Hay padres que parece que educan a sus hijos en un escaparate. Siento la crudeza. Yo entiendo que todos queremos lo mejor para nuestros hijos, que de esto uno no nace sabiendo, pero me dan mucho repelús esos progenitores que viven en una innovación constante, que aplican técnicas con nombres extrañísimos, que llaman permanentemente la atención del resto de padres que, sin mayor trascendencia, nos bebemos una lata de Steinburg tibia mirando el cielo mientras nuestros cachorros se arrastran por el suelo o roban patatas fritas de la mesa de los mayores.

No tengo un plan para mis hijos. No sé a dónde irán sus existencias. Ojalá sean felices, vivan muchos años, amen y sean amados. Que la tristeza vaya y venga con el vuelo dulce de un insecto. Que encajen de pie la rudeza de nuestros días. Que pierdan la cabeza si ganan, que se inflen de llorar si pierden. Que vivan con la plenitud de los melocotones, con esa carne empapada, con la hermosura rebosada de sí mismos. Que combatan a la muerte con la única arma que tienen a su alcance: la curiosidad. Que se adentren en el bosque oscuro y feérico. Que devoren casas de chocolate, que quemen en el horno sus temores y a sus brujas, que pierdan el rastro de migas tantas veces como deseen. Que caven el futuro con sus manos, se ensucien las uñas; se tengan el uno al otro. Quiero que escuchen canciones que me parezcan horribles y se encierren en sus cuartos y sientan que el mundo no va con ellos. Que se zambullan en esa extrañeza. Que me pidan una guitarra y nunca la toquen. Que me pidan una moto y nunca se la compre. Que se hagan al barrio. Que bajen a por el pan los domingos. Que me abracen de vez en cuando. Que respeten los adioses. Que fluyan solos al principio y luego, si les apetece, formen futuras familias. Con sus fragilidades y sus misterios. Con su incertidumbres y sus miedos. Como yo ahora, en esta búsqueda candorosa hacia el porvenir. Como mis padres antes. Como los padres de mis padres primero.

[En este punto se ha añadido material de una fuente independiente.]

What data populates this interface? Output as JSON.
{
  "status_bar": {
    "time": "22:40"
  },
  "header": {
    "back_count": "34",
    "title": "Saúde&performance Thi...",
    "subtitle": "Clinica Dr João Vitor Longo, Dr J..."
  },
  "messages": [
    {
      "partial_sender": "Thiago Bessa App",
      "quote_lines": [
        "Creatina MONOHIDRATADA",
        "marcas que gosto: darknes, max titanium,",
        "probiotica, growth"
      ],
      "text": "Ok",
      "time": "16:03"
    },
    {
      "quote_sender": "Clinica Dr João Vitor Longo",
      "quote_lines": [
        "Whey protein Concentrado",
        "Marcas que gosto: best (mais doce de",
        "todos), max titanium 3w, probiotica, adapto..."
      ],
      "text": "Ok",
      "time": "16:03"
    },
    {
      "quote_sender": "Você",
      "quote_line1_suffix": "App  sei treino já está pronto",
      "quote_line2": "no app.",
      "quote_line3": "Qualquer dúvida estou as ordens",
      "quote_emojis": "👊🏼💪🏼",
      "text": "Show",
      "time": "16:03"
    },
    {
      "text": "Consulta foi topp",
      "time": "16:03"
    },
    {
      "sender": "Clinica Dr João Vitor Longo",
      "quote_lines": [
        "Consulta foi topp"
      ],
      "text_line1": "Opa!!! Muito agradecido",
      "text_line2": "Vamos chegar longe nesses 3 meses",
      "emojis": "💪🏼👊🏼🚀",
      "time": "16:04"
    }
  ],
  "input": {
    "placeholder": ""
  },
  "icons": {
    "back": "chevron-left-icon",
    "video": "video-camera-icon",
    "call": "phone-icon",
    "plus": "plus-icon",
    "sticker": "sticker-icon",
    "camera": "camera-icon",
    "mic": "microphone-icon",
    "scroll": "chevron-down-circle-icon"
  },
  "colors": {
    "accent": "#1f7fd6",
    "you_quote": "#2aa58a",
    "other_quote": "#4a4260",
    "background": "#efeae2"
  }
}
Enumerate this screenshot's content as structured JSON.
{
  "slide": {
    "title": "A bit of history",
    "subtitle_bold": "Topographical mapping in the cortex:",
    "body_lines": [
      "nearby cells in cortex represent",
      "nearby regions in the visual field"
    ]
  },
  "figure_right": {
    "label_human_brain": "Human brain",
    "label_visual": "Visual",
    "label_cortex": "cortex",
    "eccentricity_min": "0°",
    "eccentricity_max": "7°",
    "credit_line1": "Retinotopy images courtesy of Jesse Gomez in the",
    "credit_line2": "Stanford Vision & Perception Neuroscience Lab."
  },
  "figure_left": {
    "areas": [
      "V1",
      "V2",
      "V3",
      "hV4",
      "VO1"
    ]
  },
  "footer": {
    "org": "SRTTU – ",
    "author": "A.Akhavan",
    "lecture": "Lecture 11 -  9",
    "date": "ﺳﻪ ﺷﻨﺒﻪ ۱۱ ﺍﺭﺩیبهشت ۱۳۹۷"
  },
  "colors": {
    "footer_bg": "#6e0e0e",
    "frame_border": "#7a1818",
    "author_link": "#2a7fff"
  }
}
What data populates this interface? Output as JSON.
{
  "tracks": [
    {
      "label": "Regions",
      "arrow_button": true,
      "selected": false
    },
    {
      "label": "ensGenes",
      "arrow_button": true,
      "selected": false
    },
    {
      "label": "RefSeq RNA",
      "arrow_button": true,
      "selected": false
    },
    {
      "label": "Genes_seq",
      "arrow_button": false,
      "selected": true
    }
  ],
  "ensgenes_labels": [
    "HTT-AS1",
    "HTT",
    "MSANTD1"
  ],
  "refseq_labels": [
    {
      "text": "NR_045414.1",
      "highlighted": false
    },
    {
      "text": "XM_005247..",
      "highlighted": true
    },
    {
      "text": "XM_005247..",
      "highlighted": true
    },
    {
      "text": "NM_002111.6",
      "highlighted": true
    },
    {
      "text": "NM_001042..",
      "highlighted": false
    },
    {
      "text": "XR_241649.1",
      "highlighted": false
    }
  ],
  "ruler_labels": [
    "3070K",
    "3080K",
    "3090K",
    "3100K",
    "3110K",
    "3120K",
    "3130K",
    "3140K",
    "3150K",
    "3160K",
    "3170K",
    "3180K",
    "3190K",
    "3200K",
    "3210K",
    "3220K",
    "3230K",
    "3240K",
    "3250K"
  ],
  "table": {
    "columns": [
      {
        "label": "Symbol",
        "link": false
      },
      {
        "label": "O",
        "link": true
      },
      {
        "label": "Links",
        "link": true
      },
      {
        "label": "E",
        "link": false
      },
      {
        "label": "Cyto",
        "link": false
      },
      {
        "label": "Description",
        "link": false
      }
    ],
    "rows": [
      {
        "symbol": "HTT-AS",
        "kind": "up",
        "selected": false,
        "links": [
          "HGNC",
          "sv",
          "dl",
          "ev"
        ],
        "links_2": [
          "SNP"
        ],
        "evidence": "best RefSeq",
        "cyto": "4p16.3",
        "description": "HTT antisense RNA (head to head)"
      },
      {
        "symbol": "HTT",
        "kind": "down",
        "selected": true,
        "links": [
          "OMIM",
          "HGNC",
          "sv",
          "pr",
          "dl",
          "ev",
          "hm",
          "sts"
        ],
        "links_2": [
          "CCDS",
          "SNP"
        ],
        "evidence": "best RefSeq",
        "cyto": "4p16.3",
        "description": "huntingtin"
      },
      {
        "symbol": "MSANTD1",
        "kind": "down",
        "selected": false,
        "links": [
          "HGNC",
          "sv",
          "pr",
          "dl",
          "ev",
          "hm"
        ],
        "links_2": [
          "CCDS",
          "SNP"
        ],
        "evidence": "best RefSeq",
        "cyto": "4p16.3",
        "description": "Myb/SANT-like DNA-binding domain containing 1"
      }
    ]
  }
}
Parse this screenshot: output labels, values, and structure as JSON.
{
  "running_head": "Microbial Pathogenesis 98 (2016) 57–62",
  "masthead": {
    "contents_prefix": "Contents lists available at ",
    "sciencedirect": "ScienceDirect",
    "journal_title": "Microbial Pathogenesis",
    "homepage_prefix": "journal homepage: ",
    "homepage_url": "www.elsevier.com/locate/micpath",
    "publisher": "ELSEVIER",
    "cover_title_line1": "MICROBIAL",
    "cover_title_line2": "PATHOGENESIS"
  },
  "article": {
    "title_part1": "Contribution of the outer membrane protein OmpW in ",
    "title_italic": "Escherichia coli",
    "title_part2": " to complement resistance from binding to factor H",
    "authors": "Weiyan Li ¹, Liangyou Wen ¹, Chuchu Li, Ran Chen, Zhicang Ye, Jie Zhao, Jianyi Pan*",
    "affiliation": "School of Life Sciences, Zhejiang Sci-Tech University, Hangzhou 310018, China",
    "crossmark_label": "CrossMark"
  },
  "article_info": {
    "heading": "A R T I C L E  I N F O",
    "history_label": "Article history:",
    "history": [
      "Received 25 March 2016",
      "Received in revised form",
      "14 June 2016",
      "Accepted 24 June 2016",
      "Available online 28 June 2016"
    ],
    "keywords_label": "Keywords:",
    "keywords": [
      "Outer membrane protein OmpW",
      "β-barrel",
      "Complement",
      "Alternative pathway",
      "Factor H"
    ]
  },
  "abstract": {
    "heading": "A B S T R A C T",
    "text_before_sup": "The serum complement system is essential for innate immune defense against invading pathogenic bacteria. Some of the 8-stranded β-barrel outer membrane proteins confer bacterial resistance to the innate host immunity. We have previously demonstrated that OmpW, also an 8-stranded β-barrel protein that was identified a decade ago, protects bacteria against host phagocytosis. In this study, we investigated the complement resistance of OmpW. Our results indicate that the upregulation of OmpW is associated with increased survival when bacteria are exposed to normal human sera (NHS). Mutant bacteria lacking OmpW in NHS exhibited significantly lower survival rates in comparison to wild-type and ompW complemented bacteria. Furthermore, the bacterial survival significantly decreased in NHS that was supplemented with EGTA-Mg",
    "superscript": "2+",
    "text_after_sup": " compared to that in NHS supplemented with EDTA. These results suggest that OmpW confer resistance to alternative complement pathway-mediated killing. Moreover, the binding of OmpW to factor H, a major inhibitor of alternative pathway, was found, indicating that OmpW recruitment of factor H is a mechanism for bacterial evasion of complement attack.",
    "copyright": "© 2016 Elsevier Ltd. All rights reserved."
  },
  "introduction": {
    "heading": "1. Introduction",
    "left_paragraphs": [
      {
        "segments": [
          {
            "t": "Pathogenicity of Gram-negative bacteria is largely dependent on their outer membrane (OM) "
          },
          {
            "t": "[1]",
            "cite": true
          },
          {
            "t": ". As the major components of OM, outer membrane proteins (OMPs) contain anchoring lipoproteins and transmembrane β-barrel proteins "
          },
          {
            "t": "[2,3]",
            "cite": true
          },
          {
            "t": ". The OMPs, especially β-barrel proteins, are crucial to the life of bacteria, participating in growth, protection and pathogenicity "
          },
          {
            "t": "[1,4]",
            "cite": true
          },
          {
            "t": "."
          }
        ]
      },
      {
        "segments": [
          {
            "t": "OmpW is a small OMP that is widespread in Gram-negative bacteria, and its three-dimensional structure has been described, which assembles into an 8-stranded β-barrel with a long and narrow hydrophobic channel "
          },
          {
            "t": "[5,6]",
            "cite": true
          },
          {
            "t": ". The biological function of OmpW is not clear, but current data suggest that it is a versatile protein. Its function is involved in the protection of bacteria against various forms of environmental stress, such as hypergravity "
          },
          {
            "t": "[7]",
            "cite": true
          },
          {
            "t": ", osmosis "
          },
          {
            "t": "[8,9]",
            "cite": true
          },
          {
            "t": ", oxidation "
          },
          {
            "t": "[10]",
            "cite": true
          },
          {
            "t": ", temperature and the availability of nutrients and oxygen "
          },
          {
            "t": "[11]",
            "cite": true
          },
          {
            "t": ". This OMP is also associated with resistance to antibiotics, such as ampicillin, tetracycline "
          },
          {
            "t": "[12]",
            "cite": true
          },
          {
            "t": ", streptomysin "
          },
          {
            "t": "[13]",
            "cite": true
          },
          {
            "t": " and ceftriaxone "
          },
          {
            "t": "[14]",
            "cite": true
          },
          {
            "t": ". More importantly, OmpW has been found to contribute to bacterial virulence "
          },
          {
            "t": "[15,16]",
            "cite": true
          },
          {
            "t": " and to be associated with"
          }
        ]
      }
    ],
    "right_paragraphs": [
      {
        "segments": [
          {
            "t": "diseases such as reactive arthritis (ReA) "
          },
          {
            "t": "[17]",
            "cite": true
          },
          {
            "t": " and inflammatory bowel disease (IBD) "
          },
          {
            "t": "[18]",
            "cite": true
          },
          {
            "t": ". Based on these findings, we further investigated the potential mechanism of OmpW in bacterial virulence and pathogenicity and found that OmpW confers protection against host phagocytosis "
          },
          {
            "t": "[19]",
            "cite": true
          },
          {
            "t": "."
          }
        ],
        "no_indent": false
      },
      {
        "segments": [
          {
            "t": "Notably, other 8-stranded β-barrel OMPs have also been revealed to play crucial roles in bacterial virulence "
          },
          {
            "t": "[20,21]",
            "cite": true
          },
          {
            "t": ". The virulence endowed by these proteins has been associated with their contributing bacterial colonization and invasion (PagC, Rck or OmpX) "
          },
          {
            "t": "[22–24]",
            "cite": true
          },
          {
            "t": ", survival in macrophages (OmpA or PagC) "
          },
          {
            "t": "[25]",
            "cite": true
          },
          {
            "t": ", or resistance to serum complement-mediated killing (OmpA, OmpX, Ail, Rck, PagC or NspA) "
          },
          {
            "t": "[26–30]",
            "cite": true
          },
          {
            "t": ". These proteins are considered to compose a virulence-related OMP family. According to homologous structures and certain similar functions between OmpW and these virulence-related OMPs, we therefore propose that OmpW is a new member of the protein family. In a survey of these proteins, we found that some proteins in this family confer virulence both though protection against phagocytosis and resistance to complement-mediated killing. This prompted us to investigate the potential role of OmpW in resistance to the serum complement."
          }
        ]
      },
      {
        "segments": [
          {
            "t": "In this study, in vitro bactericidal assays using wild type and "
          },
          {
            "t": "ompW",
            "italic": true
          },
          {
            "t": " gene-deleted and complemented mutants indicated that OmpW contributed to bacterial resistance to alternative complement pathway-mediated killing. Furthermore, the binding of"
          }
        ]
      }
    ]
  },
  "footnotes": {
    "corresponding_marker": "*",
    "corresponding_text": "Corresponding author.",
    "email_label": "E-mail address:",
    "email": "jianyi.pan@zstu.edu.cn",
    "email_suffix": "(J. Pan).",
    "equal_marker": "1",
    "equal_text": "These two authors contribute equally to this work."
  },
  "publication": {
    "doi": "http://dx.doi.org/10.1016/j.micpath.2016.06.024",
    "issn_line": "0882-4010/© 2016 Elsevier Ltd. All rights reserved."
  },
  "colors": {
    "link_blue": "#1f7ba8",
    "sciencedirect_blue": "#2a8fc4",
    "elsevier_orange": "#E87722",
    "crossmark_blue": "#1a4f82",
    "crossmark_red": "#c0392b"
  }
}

No sé si hay camas que puedan conseguir esto. Cada uno es libre de llevar a sus hijos por la senda que crean adecuada. No doy consejos, pero tampoco los pido. Creo que la honestidad es nuestro único compromiso con la especie. Saber, primero, quienes somos. Y luego intentar que nuestros hijos no dejen de tocar tierra. Sueña el globo que es un pájaro, pero es solo plástico relleno de helio. Que vivan apegados a una realidad que a veces huele a freidora y otras a azahar, que a veces es suave como la piel de una teta y otras veces raspa como la lengua de un gato. Ser padre no es un talento. Nada que demostrar. Estamos aquí los cuatro y tenemos que entendernos, avanzar juntos, no fallarnos; esas cosas vulgares de ver pasar los días, hacer las camas, reír a carcajadas, terminarse la verdura, poner Cristalmina sobre las heridas.

La mayoría del tiempo no sé muy bien qué hacer. Es en esa duda cuando brota lo que soy, a través de esa grieta crece la florecilla pálida. Como padre solo confío en el equilibrio. Hay ternura y deber y luego palazos de indefinición y también suerte o constancia, que vienen a ser lo mismo. Y el carácter de los niños, que va calando poco a poco, como una gota que termina ennegreciendo el techo. Hay amor en casa y con eso predicamos. Los muñecos rotos van a la basura, pegamos los libros con esparadrapo. A la noche, cada uno en su cama. Pequeñas normas sin apellidos. Sin moralejas. No se saca un juguete hasta que no se recoge el otro. La educación es tacto. Un camino sutil. No aspiro a más. Que cada padre sueñe al gusto. Que se acumulen manuales de pedagogía en la estantería y cacharros imposibles en la cocina. Espero que entiendan que bastante tengo con lo mío, como para tener que escuchar lo de ellos. No quiero ser el público cautivo de esos espectáculos paternales. «Que cada perrito se lama su cipotito», decía mi abuela. Y que María Montessori sepa perdonarnos a todos.